On Wed, 15 Jul 2015, Dave Chinner wrote:

> > Sure, but it's not accomplishing the same thing: things like 
> > ext4_kvmalloc() only want to fallback to vmalloc() when high-order 
> > allocations fail: the function is used for different sizes.  This cannot 
> > be converted to kvmalloc_node() since it fallsback immediately when 
> > reclaim fails.  Same issue with single_file_open() for the seq_file code.  
> > We could go through every kmalloc() -> vmalloc() fallback for more 
> > examples in the code, but those two instances were the first I looked at 
> > and couldn't be converted to kvmalloc_node() without work.
> > 
> > > It is always easier to shoehorn utility functions locally within a
> > > subsystem (be it ext4, dm, etc) but once enough do something in a
> > > similar but different way it really should get elevated.
> > > 
> > 
> > I would argue that
> > 
> > void *ext4_kvmalloc(size_t size, gfp_t flags)
> > {
> > 	void *ret;
> > 
> > 	ret = kmalloc(size, flags | __GFP_NOWARN);
> > 	if (!ret)
> > 		ret = __vmalloc(size, flags, PAGE_KERNEL);
> > 	return ret;
> > }
> > 
> > is simple enough that we don't need to convert it to anything.
> 
> Except that it will have problems with GFP_NOFS context when the pte
> code inside vmalloc does a GFP_KERNEL allocation.
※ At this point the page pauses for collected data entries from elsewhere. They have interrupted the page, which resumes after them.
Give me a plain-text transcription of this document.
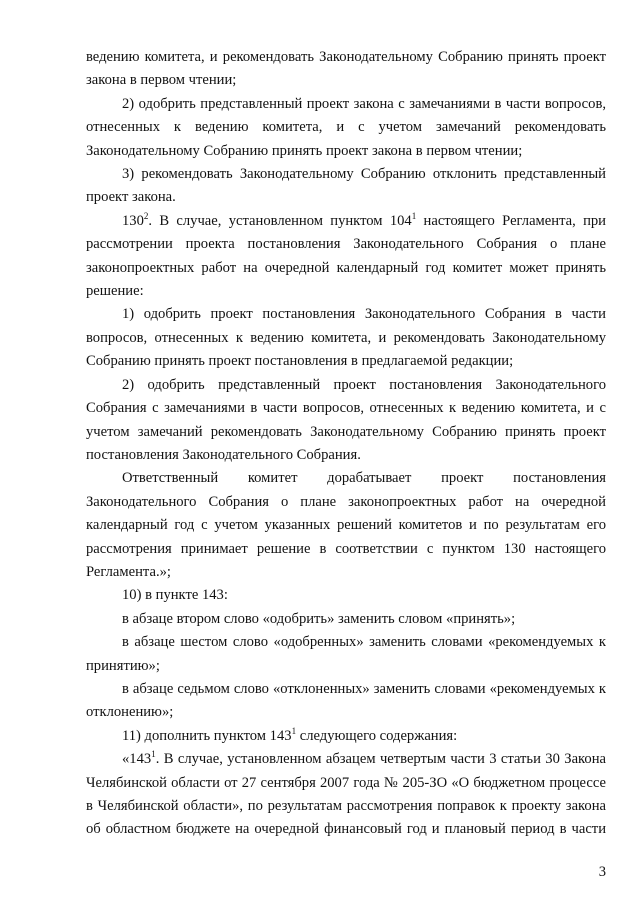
ведению комитета, и рекомендовать Законодательному Собранию принять проект закона в первом чтении;

2) одобрить представленный проект закона с замечаниями в части вопросов, отнесенных к ведению комитета, и с учетом замечаний рекомендовать Законодательному Собранию принять проект закона в первом чтении;

3) рекомендовать Законодательному Собранию отклонить представленный проект закона.

$130^2$. В случае, установленном пунктом $104^1$ настоящего Регламента, при рассмотрении проекта постановления Законодательного Собрания о плане законопроектных работ на очередной календарный год комитет может принять решение:

1) одобрить проект постановления Законодательного Собрания в части вопросов, отнесенных к ведению комитета, и рекомендовать Законодательному Собранию принять проект постановления в предлагаемой редакции;

2) одобрить представленный проект постановления Законодательного Собрания с замечаниями в части вопросов, отнесенных к ведению комитета, и с учетом замечаний рекомендовать Законодательному Собранию принять проект постановления Законодательного Собрания.

Ответственный комитет дорабатывает проект постановления Законодательного Собрания о плане законопроектных работ на очередной календарный год с учетом указанных решений комитетов и по результатам его рассмотрения принимает решение в соответствии с пунктом 130 настоящего Регламента.»;

10) в пункте 143:

в абзаце втором слово «одобрить» заменить словом «принять»;

в абзаце шестом слово «одобренных» заменить словами «рекомендуемых к принятию»;

в абзаце седьмом слово «отклоненных» заменить словами «рекомендуемых к отклонению»;

11) дополнить пунктом $143^1$ следующего содержания:

«$143^1$. В случае, установленном абзацем четвертым части 3 статьи 30 Закона Челябинской области от 27 сентября 2007 года № 205-ЗО «О бюджетном процессе в Челябинской области», по результатам рассмотрения поправок к проекту закона об областном бюджете на очередной финансовый год и плановый период в части

3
Hence we have
> stuff in other subsystems (such as XFS) where we've noticed lockdep
> whining about this:
> 

Does anyone have an example of ext4_kvmalloc() having a lockdep violation?  
Presumably the GFP_NOFS calls to ext4_kvmalloc() will never have 
size > (1 << (PAGE_SHIFT + PAGE_ALLOC_COSTLY_ORDER)) so that kmalloc() 
above actually never returns NULL and __vmalloc() only gets used for the 
ext4_kvmalloc(..., GFP_KERNEL) call.

It should be fixed, though, probably in the same way as 
kmem_zalloc_large() today, but it seems the real fix would be to attack 
the whole vmalloc() GFP_KERNEL issue that has been talked about several 
times in the past.  Then the existing ext4_kvmalloc() implementation 
should be fine.

Once that's done, we can revisit the idea of a generalized kvmalloc() or 
kvmalloc_node(), but since the implementation such as above is different 
from the proposed kvmalloc_node() implementation with respect to 
high-order allocations, I doubt a generalized form will be helpful.